Nah wie Löcher eines Siebes stehn
Fenster beieinander, drängend fassen
Häuser sich so dicht an, daß die Straßen
Grau geschwollen wie Gewürgte sehn.
 
Ineinander dicht hineingehakt
Sitzen in den Trams die zwei Fassaden
Leute, wo die Blicke eng ausladen
Und Begierde ineinanderragt.
 
Unsre Wände sind so dünn wie Haut,
10 
Daß ein jeder teilnimmt, wenn ich weine.
11 
Flüstern dringt hinüber wie Gegröle
 
12 
Und wie stumm in abgeschloßner Höhle
13 
Unberührt und ungeschaut
14 
Steht doch jeder fern und fühlt: alleine.
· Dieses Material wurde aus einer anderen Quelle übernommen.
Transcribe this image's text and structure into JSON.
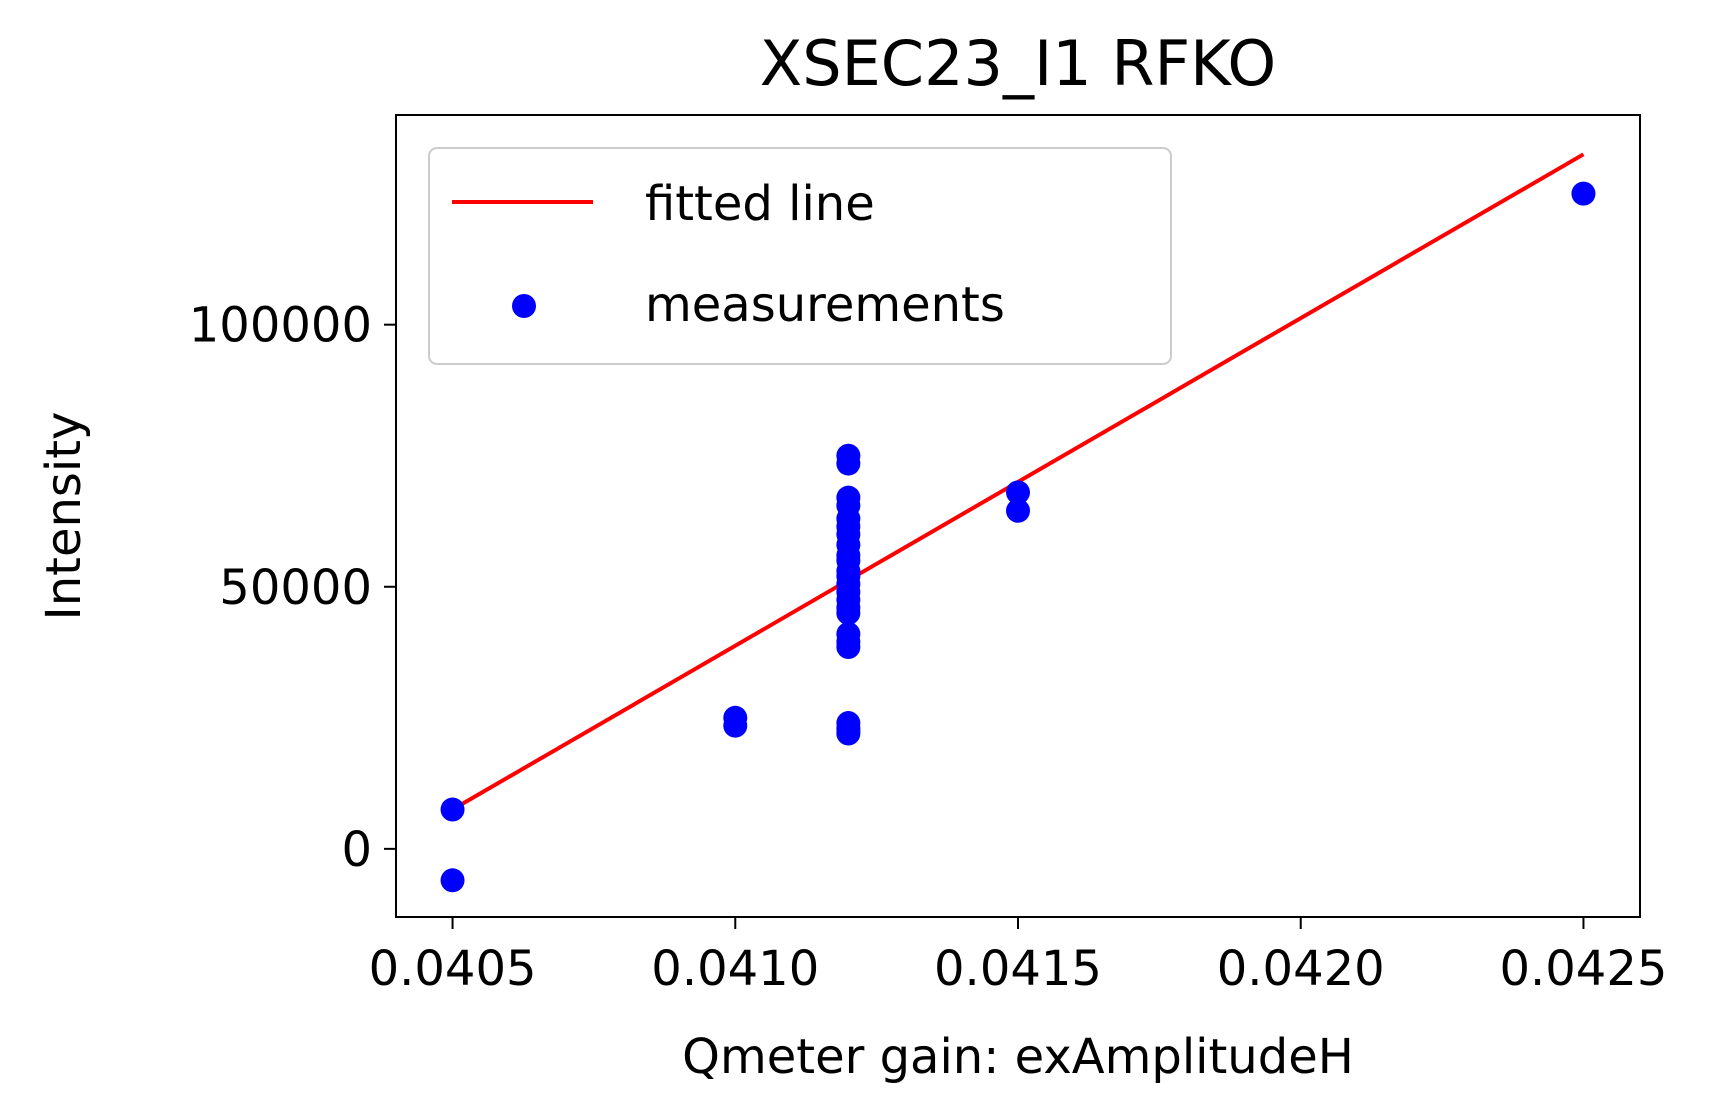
{
  "chart_data": {
    "type": "scatter",
    "title": "XSEC23_I1 RFKO",
    "xlabel": "Qmeter gain: exAmplitudeH",
    "ylabel": "Intensity",
    "xlim": [
      0.0404,
      0.0426
    ],
    "ylim": [
      -13000,
      140000
    ],
    "x_ticks": [
      {
        "value": 0.0405,
        "label": "0.0405"
      },
      {
        "value": 0.041,
        "label": "0.0410"
      },
      {
        "value": 0.0415,
        "label": "0.0415"
      },
      {
        "value": 0.042,
        "label": "0.0420"
      },
      {
        "value": 0.0425,
        "label": "0.0425"
      }
    ],
    "y_ticks": [
      {
        "value": 0,
        "label": "0"
      },
      {
        "value": 50000,
        "label": "50000"
      },
      {
        "value": 100000,
        "label": "100000"
      }
    ],
    "grid": false,
    "legend_position": "top-left",
    "series": [
      {
        "name": "fitted line",
        "kind": "line",
        "color": "#ff0000",
        "x": [
          0.0405,
          0.0425
        ],
        "y": [
          7500,
          132500
        ]
      },
      {
        "name": "measurements",
        "kind": "scatter",
        "color": "#0000ff",
        "x": [
          0.0405,
          0.0405,
          0.041,
          0.041,
          0.0412,
          0.0412,
          0.0412,
          0.0412,
          0.0412,
          0.0412,
          0.0412,
          0.0412,
          0.0412,
          0.0412,
          0.0412,
          0.0412,
          0.0412,
          0.0412,
          0.0412,
          0.0412,
          0.0412,
          0.0412,
          0.0412,
          0.0412,
          0.0412,
          0.0412,
          0.0412,
          0.0412,
          0.0415,
          0.0415,
          0.0425
        ],
        "y": [
          7500,
          -6000,
          25000,
          23500,
          73500,
          75000,
          67000,
          65500,
          63000,
          61500,
          60000,
          58000,
          56000,
          55000,
          53000,
          52000,
          50500,
          49000,
          47500,
          46000,
          45000,
          41000,
          39500,
          38500,
          24000,
          23000,
          22500,
          22000,
          68000,
          64500,
          125000
        ]
      }
    ]
  }
}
(„Städter“ von Alfred Wolfenstein ist auch in unserer Gedichtedatenbank zu finden. Dort findest Du auch weitere Gedichte des Autoren. Für die Analyse des Gedichtes bieten wir ein Arbeitsblatt als PDF (24 KB) zur Unterstützung an.)
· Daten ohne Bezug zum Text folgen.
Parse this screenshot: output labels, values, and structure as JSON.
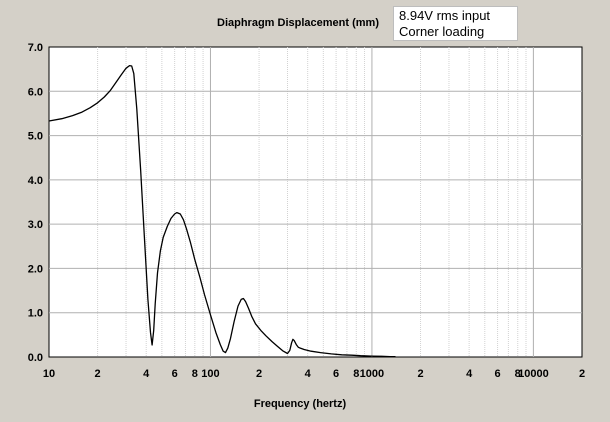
{
  "colors": {
    "background": "#d4d0c8",
    "plot_background": "#ffffff",
    "grid_major": "#b0b0b0",
    "grid_minor": "#d2d2d2",
    "curve": "#000000"
  },
  "annotation": {
    "line1": "8.94V rms input",
    "line2": "Corner loading"
  },
  "chart_data": {
    "type": "line",
    "title": "Diaphragm Displacement (mm)",
    "xlabel": "Frequency (hertz)",
    "ylabel": "",
    "x_scale": "log",
    "xlim": [
      10,
      20000
    ],
    "ylim": [
      0,
      7
    ],
    "grid": true,
    "y_ticks": [
      "0.0",
      "1.0",
      "2.0",
      "3.0",
      "4.0",
      "5.0",
      "6.0",
      "7.0"
    ],
    "x_ticks": [
      {
        "value": 10,
        "label": "10"
      },
      {
        "value": 20,
        "label": "2"
      },
      {
        "value": 40,
        "label": "4"
      },
      {
        "value": 60,
        "label": "6"
      },
      {
        "value": 80,
        "label": "8"
      },
      {
        "value": 100,
        "label": "100"
      },
      {
        "value": 200,
        "label": "2"
      },
      {
        "value": 400,
        "label": "4"
      },
      {
        "value": 600,
        "label": "6"
      },
      {
        "value": 800,
        "label": "8"
      },
      {
        "value": 1000,
        "label": "1000"
      },
      {
        "value": 2000,
        "label": "2"
      },
      {
        "value": 4000,
        "label": "4"
      },
      {
        "value": 6000,
        "label": "6"
      },
      {
        "value": 8000,
        "label": "8"
      },
      {
        "value": 10000,
        "label": "10000"
      },
      {
        "value": 20000,
        "label": "2"
      }
    ],
    "series": [
      {
        "x": [
          10,
          12,
          14,
          16,
          18,
          20,
          22,
          24,
          26,
          28,
          30,
          31.5,
          32.5,
          33.5,
          35,
          37,
          39,
          41,
          42.5,
          43.5,
          44.5,
          45.5,
          47,
          49,
          51,
          54,
          57,
          60,
          62,
          65,
          68,
          71,
          75,
          80,
          86,
          92,
          100,
          108,
          115,
          120,
          124,
          128,
          133,
          140,
          148,
          155,
          160,
          165,
          172,
          180,
          190,
          205,
          220,
          240,
          260,
          280,
          300,
          310,
          318,
          324,
          330,
          340,
          350,
          360,
          380,
          420,
          480,
          560,
          650,
          750,
          850,
          1000,
          1150,
          1300,
          1400
        ],
        "y": [
          5.33,
          5.38,
          5.45,
          5.53,
          5.63,
          5.74,
          5.87,
          6.02,
          6.2,
          6.37,
          6.52,
          6.58,
          6.57,
          6.4,
          5.6,
          4.2,
          2.7,
          1.3,
          0.55,
          0.27,
          0.6,
          1.2,
          1.9,
          2.4,
          2.7,
          2.95,
          3.13,
          3.23,
          3.26,
          3.23,
          3.1,
          2.9,
          2.6,
          2.2,
          1.8,
          1.4,
          0.95,
          0.55,
          0.28,
          0.13,
          0.1,
          0.2,
          0.42,
          0.8,
          1.15,
          1.3,
          1.32,
          1.25,
          1.1,
          0.92,
          0.75,
          0.6,
          0.48,
          0.35,
          0.24,
          0.14,
          0.08,
          0.15,
          0.32,
          0.4,
          0.37,
          0.28,
          0.22,
          0.2,
          0.17,
          0.13,
          0.1,
          0.07,
          0.05,
          0.04,
          0.03,
          0.02,
          0.015,
          0.01,
          0.01
        ]
      }
    ]
  }
}
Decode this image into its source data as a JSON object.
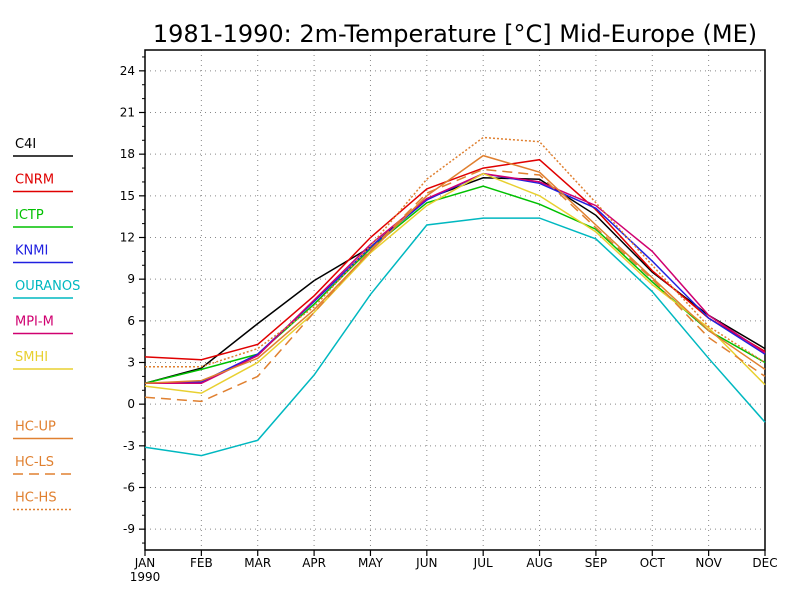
{
  "chart_data": {
    "type": "line",
    "title": "1981-1990: 2m-Temperature [°C] Mid-Europe (ME)",
    "categories": [
      "JAN",
      "FEB",
      "MAR",
      "APR",
      "MAY",
      "JUN",
      "JUL",
      "AUG",
      "SEP",
      "OCT",
      "NOV",
      "DEC"
    ],
    "x_sub_label": "1990",
    "ylim": [
      -10.5,
      25.5
    ],
    "yticks": [
      -9,
      -6,
      -3,
      0,
      3,
      6,
      9,
      12,
      15,
      18,
      21,
      24
    ],
    "grid": true,
    "legend_placement": "left",
    "series": [
      {
        "name": "C4I",
        "color": "#000000",
        "dash": "solid",
        "values": [
          1.5,
          2.6,
          5.8,
          8.9,
          11.3,
          14.8,
          16.3,
          16.2,
          13.6,
          9.5,
          6.4,
          4.0
        ]
      },
      {
        "name": "CNRM",
        "color": "#e00000",
        "dash": "solid",
        "values": [
          3.4,
          3.2,
          4.3,
          7.8,
          12.0,
          15.5,
          17.0,
          17.6,
          14.0,
          9.6,
          6.2,
          3.8
        ]
      },
      {
        "name": "ICTP",
        "color": "#00c000",
        "dash": "solid",
        "values": [
          1.5,
          2.5,
          3.6,
          7.2,
          11.2,
          14.5,
          15.7,
          14.4,
          12.6,
          8.8,
          5.3,
          3.0
        ]
      },
      {
        "name": "KNMI",
        "color": "#2020e0",
        "dash": "solid",
        "values": [
          1.5,
          1.6,
          3.6,
          7.4,
          11.3,
          14.7,
          16.6,
          15.9,
          14.1,
          10.3,
          6.2,
          3.6
        ]
      },
      {
        "name": "OURANOS",
        "color": "#00b8c0",
        "dash": "solid",
        "values": [
          -3.1,
          -3.7,
          -2.6,
          2.1,
          7.9,
          12.9,
          13.4,
          13.4,
          11.9,
          8.1,
          3.3,
          -1.3
        ]
      },
      {
        "name": "MPI-M",
        "color": "#d00070",
        "dash": "solid",
        "values": [
          1.5,
          1.5,
          3.5,
          7.5,
          11.5,
          14.8,
          16.6,
          16.0,
          14.3,
          11.0,
          6.4,
          3.7
        ]
      },
      {
        "name": "SMHI",
        "color": "#e8d030",
        "dash": "solid",
        "values": [
          1.3,
          0.8,
          3.0,
          6.6,
          10.9,
          14.3,
          16.6,
          15.0,
          12.4,
          8.6,
          5.5,
          1.4
        ]
      },
      {
        "name": "HC-UP",
        "color": "#e08030",
        "dash": "solid",
        "values": [
          1.5,
          1.7,
          3.3,
          6.8,
          11.0,
          15.0,
          17.9,
          16.7,
          12.9,
          9.1,
          5.3,
          2.5
        ]
      },
      {
        "name": "HC-LS",
        "color": "#e08030",
        "dash": "long",
        "values": [
          0.5,
          0.2,
          2.0,
          6.6,
          11.1,
          15.2,
          16.9,
          16.5,
          12.7,
          9.0,
          4.8,
          2.0
        ]
      },
      {
        "name": "HC-HS",
        "color": "#e08030",
        "dash": "short",
        "values": [
          2.7,
          2.7,
          4.0,
          7.0,
          11.4,
          16.2,
          19.2,
          18.9,
          14.5,
          10.0,
          5.6,
          3.0
        ]
      }
    ]
  }
}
Das Gedicht „Städter“ von Alfred Wolfenstein wurde im Jahr 1914 erstmals veröffentlicht. Es beschreibt die persönliche Fremde zwischen nah zusammenlebenden Menschen einer Stadt. Die hier analysierte zweite Fassung ist im Jahr 1920 entstanden und enthält nur leichte Änderungen zum Originaltext.

Meinem ersten Leseverständnis entsprechend versucht dieses Gedicht die Distanz zwischen den Bürgern trotz engstem Raum zu kritisieren.
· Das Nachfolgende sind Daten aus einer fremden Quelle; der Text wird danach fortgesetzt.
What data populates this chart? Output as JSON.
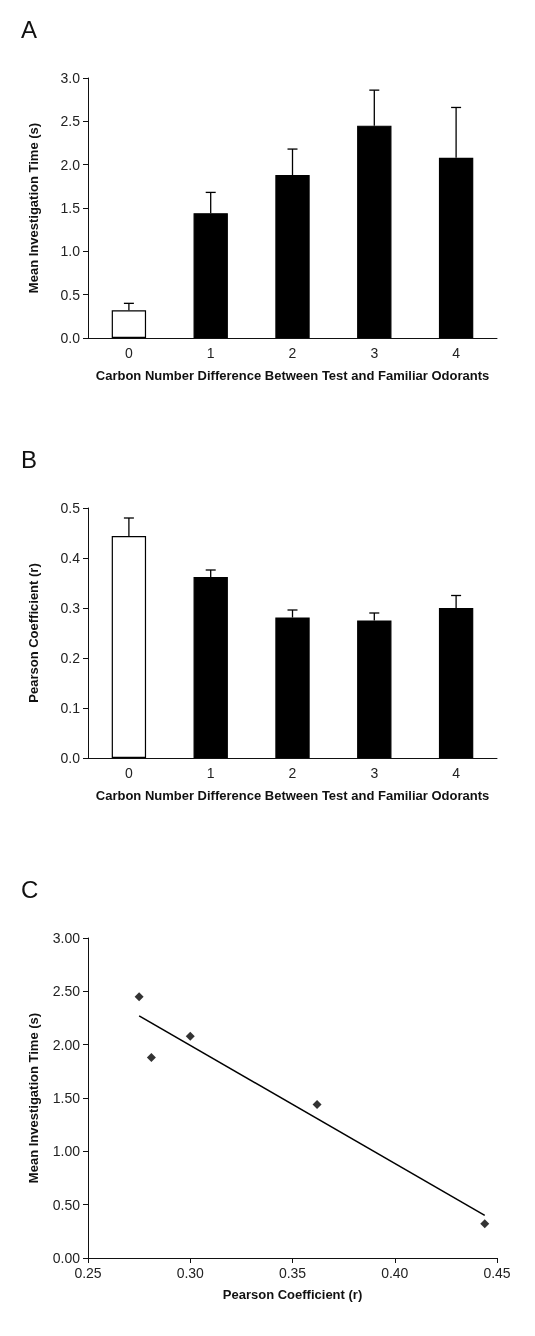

Das mir vorliegende Gedicht (Zweite Fassung, „Städter“) besteht aus vier Strophen, die in eine Sonettform gesetzt wurden. Die ersten beiden Strophen bilden Quartette, die durch einen umarmenden Reim geprägt sind. Die dritte und vierte Strophe, welche ein Terzett bilden, haben hingegen kein regelmäßiges Reimschema. Zudem hat man durchgängig einen fünfhebigen Trochäus der nur in Vers 13 vierhebig ist.

In den Quartetten wird inhaltlich das Thema Stadt und die Geschehnisse vor Ort behandelt, wohingegen in den Terzetten erstmals das Thema Mensch in der Wohnung mit einbezogen wird.

Die Überschrift „Städter“ beschreibt dem Leser schon hinreichend das Thema des Gedichtes. Es geht um die Stadt und deren Bewohner.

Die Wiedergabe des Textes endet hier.